Tandis que les budgets de la télévision traditionnelle fondent comme neige au soleil, Julien Roussin Côté, de 33mag, s'inquiète de la disparition du Fonds des nouveaux médias, tel que décidé par le gouvernement Harper.

Doté d'une enveloppe annuelle de 14,5 millions $, ce fonds avait été créé afin de favoriser la création et la diffusion de matériel original interactif ou en ligne.

«Ce fonds était le seul qui finançait des projets qui n'étaient pas liés à des émissions de télé. »

Les sites web indépendants, tout comme les télédiffuseurs, devront maintenant s'abreuver à la même source, soit le nouveau Fond des médias.

La pub, nerf de la guerre

«C'est évident que c'est la télé qui va avoir le plus gros morceau. Je serais étonné de voir des sites indépendants sortir gagnants, poursuit Julien Roussin Côté. Nous n'aurions jamais pu créer la dernière version du site sans l'appui de Téléfilm. On a besoin que les gens croient en nous, et ce, même si la rentabilité n'est pas à tout casser. »

L'éditeur en chef de 33mag explique que, dans la grande majorité des cas, les sommes versés par les commanditaires permettent de couvrir les frais de production. Pour mettre du pain sur la table, il faut se tourner vers les revenus publicitaires tirés des bannières ou encore des publicités qui sont présentées juste avant les webépisodes. Un moindre mal à son avis.

«Ce ne sont pas des pubs agressives. Ce n'est pas comme à la télé: tu n'es pas obligé de les écouter.»
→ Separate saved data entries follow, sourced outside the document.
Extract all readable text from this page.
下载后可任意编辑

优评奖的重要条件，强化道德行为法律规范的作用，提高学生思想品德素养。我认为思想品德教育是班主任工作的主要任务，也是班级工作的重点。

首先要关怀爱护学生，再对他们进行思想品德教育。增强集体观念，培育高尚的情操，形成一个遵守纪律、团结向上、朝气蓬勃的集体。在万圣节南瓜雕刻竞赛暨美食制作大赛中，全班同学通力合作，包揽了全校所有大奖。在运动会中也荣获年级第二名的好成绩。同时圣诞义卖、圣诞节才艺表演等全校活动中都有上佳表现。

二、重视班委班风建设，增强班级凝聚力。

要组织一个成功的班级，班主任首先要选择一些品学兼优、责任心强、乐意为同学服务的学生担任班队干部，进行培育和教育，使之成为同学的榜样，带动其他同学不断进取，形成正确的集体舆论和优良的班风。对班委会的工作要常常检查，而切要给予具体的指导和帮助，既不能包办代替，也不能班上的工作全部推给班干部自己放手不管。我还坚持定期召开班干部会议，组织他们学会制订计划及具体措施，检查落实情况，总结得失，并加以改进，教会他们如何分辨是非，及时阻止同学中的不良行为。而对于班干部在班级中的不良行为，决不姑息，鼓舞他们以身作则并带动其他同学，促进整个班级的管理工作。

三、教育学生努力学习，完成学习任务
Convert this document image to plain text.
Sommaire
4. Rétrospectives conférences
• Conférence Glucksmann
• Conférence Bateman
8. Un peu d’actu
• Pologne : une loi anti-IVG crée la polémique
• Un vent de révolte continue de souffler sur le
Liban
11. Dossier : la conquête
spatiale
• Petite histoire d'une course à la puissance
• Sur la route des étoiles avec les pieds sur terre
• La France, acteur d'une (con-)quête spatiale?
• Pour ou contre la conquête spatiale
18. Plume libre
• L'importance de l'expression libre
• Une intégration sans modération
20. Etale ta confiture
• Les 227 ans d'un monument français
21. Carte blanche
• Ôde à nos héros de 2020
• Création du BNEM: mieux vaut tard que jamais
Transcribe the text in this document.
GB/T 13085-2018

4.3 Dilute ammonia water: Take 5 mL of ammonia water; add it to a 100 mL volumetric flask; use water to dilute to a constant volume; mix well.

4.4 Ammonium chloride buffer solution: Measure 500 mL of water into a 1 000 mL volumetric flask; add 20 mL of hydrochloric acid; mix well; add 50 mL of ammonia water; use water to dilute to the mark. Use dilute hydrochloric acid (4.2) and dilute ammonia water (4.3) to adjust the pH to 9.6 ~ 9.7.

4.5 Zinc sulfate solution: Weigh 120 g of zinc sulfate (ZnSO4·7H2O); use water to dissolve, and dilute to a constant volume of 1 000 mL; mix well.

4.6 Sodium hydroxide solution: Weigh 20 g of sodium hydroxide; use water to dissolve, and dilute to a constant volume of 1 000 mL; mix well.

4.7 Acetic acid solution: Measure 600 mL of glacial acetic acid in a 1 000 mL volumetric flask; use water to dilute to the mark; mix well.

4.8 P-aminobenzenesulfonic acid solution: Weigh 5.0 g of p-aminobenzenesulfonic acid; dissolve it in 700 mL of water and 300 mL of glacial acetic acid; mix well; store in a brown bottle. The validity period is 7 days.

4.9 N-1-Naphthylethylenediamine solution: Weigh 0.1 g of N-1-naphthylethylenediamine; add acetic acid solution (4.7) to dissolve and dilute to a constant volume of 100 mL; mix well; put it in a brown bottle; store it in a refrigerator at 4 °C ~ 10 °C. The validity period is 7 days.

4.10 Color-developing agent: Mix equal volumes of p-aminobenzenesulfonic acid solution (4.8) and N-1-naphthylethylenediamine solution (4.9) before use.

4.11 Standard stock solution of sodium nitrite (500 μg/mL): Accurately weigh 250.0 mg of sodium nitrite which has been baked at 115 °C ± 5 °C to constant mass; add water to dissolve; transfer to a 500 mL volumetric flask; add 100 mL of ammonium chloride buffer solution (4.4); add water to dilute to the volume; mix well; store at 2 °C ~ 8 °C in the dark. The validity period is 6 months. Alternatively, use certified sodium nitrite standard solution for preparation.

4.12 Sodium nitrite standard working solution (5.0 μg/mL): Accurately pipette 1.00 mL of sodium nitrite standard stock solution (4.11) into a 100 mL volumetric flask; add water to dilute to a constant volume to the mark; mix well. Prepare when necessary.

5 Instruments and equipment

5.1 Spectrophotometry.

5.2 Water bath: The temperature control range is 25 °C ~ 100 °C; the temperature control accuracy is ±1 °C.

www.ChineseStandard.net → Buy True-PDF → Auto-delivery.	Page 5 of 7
Quelques webtélés au Québec

WebTV Hebdo

Lancé par le blogueur et animateur Dominic Arpin, c'est la version en ligne du bon vieux TV Hebdo, mais pour les webtélés d'ici et d'ailleurs. Une véritable mine d'information.

33mag

Sports extrêmes, musique et même recettes de cuisine s'y donnent rendez-vous. On y trouve, entre autres, les capsules hebdomadaires de Bob le Chef.

Bombe.tv

Reportages parfois loufoques sur l'actualité, la culture, la musique et la vie en général. C'est à eux que l'on doit la vidéo et coup de publicité de Tout le monde aime Éric Salvail, qui a circulé l'an dernier.

Chez Jules

Série de fiction de Geneviève Lefebvre, scénariste et blogueuse (Chroniques Blondes), qui réunit Jessica Baker, Catherine de Léan, Anne Dorval, Maude Guérin et Janine Sutto dans les toilettes d'un populaire bistro.

BananaCam.tv

Fiction qui met en vedette trois faux ados qui communiquent par webcam leurs états d'âmes. La série est produite par Jean-François Grenier, aussi animateur de l'émission Cinémission, diffusée sur les ondes de TFO.

Bande musicale

Luc Bergeron y propose, depuis 2007, des capsules dans lesquelles il utilise des chansons québécoises qu'il transpose à des événements de sa vie, qu'ils soient vrais ou non.

Didier ze mime

Incarné par le comédien Didier Lucien, Didier ze mime offre des capsules absurdes, quand ce n'est pas tout simplement des recettes de gâteau.

Les recycleurs

Les Reclycleurs créent ce qu'ils appellent des «navets», soit des montages avec des archives vidéo et une toute nouvelle bande sonore.

En ligne depuis 2007.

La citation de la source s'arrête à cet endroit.